2011年8月21日日曜日

大泥棒 「忍びの弥三郎日記」に賊たちの技と人生を読む

大泥棒 「忍びの弥三郎日記」に賊たちの技と人生を読む
清水 賢二著
東洋経済新報社

警視庁科研室長出身の著者が、実在の賊(単なる盗人とは違うらしい)である「忍びの弥三郎」が書いた獄中日記を解説。
同じく賊である「猿の義ちゃん(まししらのぎちゃん)」の裏から見た解説を加えた貴重な本。




著者は、「興味本位に読んでほしくない」というが、こんな面白そうな本興味持たずにいられるかと、興味しんしんで読み始めた私。
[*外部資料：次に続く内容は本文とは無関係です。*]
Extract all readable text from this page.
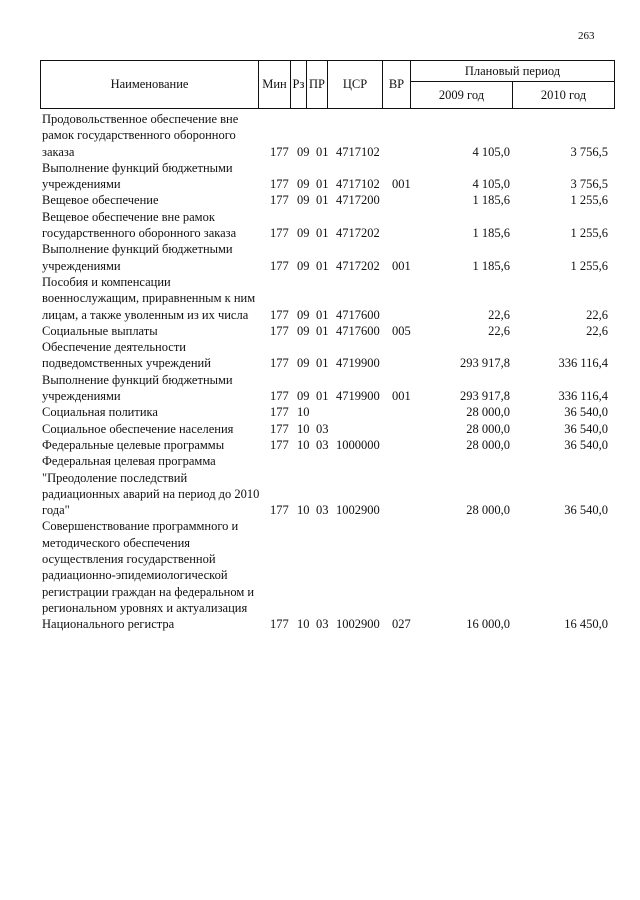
263
Наименование	Мин	Рз	ПР	ЦСР	ВР	Плановый период	
						2009 год	2010 год
Продовольственное обеспечение вне рамок государственного оборонного заказа	177	09	01	4717102		4 105,0	3 756,5
Выполнение функций бюджетными учреждениями	177	09	01	4717102	001	4 105,0	3 756,5
Вещевое обеспечение	177	09	01	4717200		1 185,6	1 255,6
Вещевое обеспечение вне рамок государственного оборонного заказа	177	09	01	4717202		1 185,6	1 255,6
Выполнение функций бюджетными учреждениями	177	09	01	4717202	001	1 185,6	1 255,6
Пособия и компенсации военнослужащим, приравненным к ним лицам, а также уволенным из их числа	177	09	01	4717600		22,6	22,6
Социальные выплаты	177	09	01	4717600	005	22,6	22,6
Обеспечение деятельности подведомственных учреждений	177	09	01	4719900		293 917,8	336 116,4
Выполнение функций бюджетными учреждениями	177	09	01	4719900	001	293 917,8	336 116,4
Социальная политика	177	10				28 000,0	36 540,0
Социальное обеспечение населения	177	10	03			28 000,0	36 540,0
Федеральные целевые программы	177	10	03	1000000		28 000,0	36 540,0
Федеральная целевая программа "Преодоление последствий радиационных аварий на период до 2010 года"	177	10	03	1002900		28 000,0	36 540,0
Совершенствование программного и методического обеспечения осуществления государственной радиационно-эпидемиологической регистрации граждан на федеральном и региональном уровнях и актуализация Национального регистра	177	10	03	1002900	027	16 000,0	16 450,0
義ちゃんの忍び込み実験(写真入り)の人間離れした技に感嘆し、驚愕した。
泥棒に関してど素人の私は単に、玄関は避けて、リビングの掃き出し窓や、鍵をかけ忘れたお風呂やトイレの窓から入って行くんだろうなと漠然と考えていたら、甘い甘い。
隣家の屋根から飛び移る・・・などなど、オリンピック選手かと思うほどの身体能力。
そして、高度な知恵。

こんなプロの賊に狙われたら、素人さんの家なんかひとたまりもない。
へぇー、すごいなぁ、なるほど、と気楽に読んでいたけれど、だんだん、怖くなり、最後には戦慄。
今までも戸締りはちゃんとしていたつもりだけど、今まで以上に注意深くなりそう。

「研究書」と銘打っているだけあって、最初は定義等にページを費やしていて、退屈な人もいるかも。
また、獄中日記は、文体が読みにくい。
だけど、内容的には読みごたえがあり、面白い。
ぜひ「猿の義ちゃん」の自伝を出版してほしい。

ただ、犯罪防止のため、肝心なところ(おカネの隠し場所など)が伏せ字になっているのは、仕方ないが、惜しい。